1. Buettner, F. et al. Computational analysis of cell-to-cell heterogeneity in single-cell RNA-sequencing data reveals hidden subpopulations of cells. Nature Biotechnology 33, 155–160 (2015). 

2. Dixit, A. et al. Perturb-Seq: Dissecting Molecular Circuits with Scalable Single-Cell RNA Profiling of Pooled Genetic Screens. Cell 167, 1853–1866.e17 (2016). 

3. Campbell, J. N. et al. A molecular census of arcuate hypothalamus and median eminence cell types. Nat. Neurosci. 20, 484–496 (2017). 

4. Schwartz, M. W., Woods, S. C., Porte, D., Seeley, R. J. & Baskin, D. G. Central nervous system control of food intake. Nature 404, 661–671 (2000). 

5. Coll, A. P., Farooqi, I. S. & O'Rahilly, S. The hormonal control of food intake. Cell 129, 251–262 (2007). 

6. O'Rahilly, S. & Farooqi, I. S. Genetics of obesity. Philos. Trans. R. Soc. Lond., B, Biol. Sci. 361, 1095–1105 (2006). 

7. Yeo, G. S. H. & Heisler, L. K. Unraveling the brain regulation of appetite: lessons from genetics. Nat. Neurosci. 15, 1343–1349 (2012). 

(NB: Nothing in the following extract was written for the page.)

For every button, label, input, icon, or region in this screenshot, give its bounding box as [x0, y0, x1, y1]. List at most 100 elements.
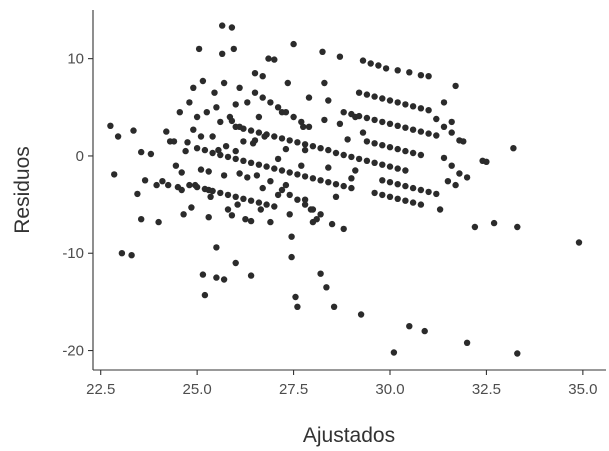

8. Merkle, F. T. et al. Generation of neuropeptidergic hypothalamic neurons from human pluripotent stem cells. Development 142, 633–643 (2015). 

9. Merkle, F. T. et al. Efficient CRISPR-Cas9-mediated generation of knockin human pluripotent stem cells lacking undesired mutations at the targeted locus. Cell Rep 11, 875–883 (2015). 

10. Locke, A. E. et al. Genetic studies of body mass index yield new insights for obesity biology. Nature 518, 197–206 (2015).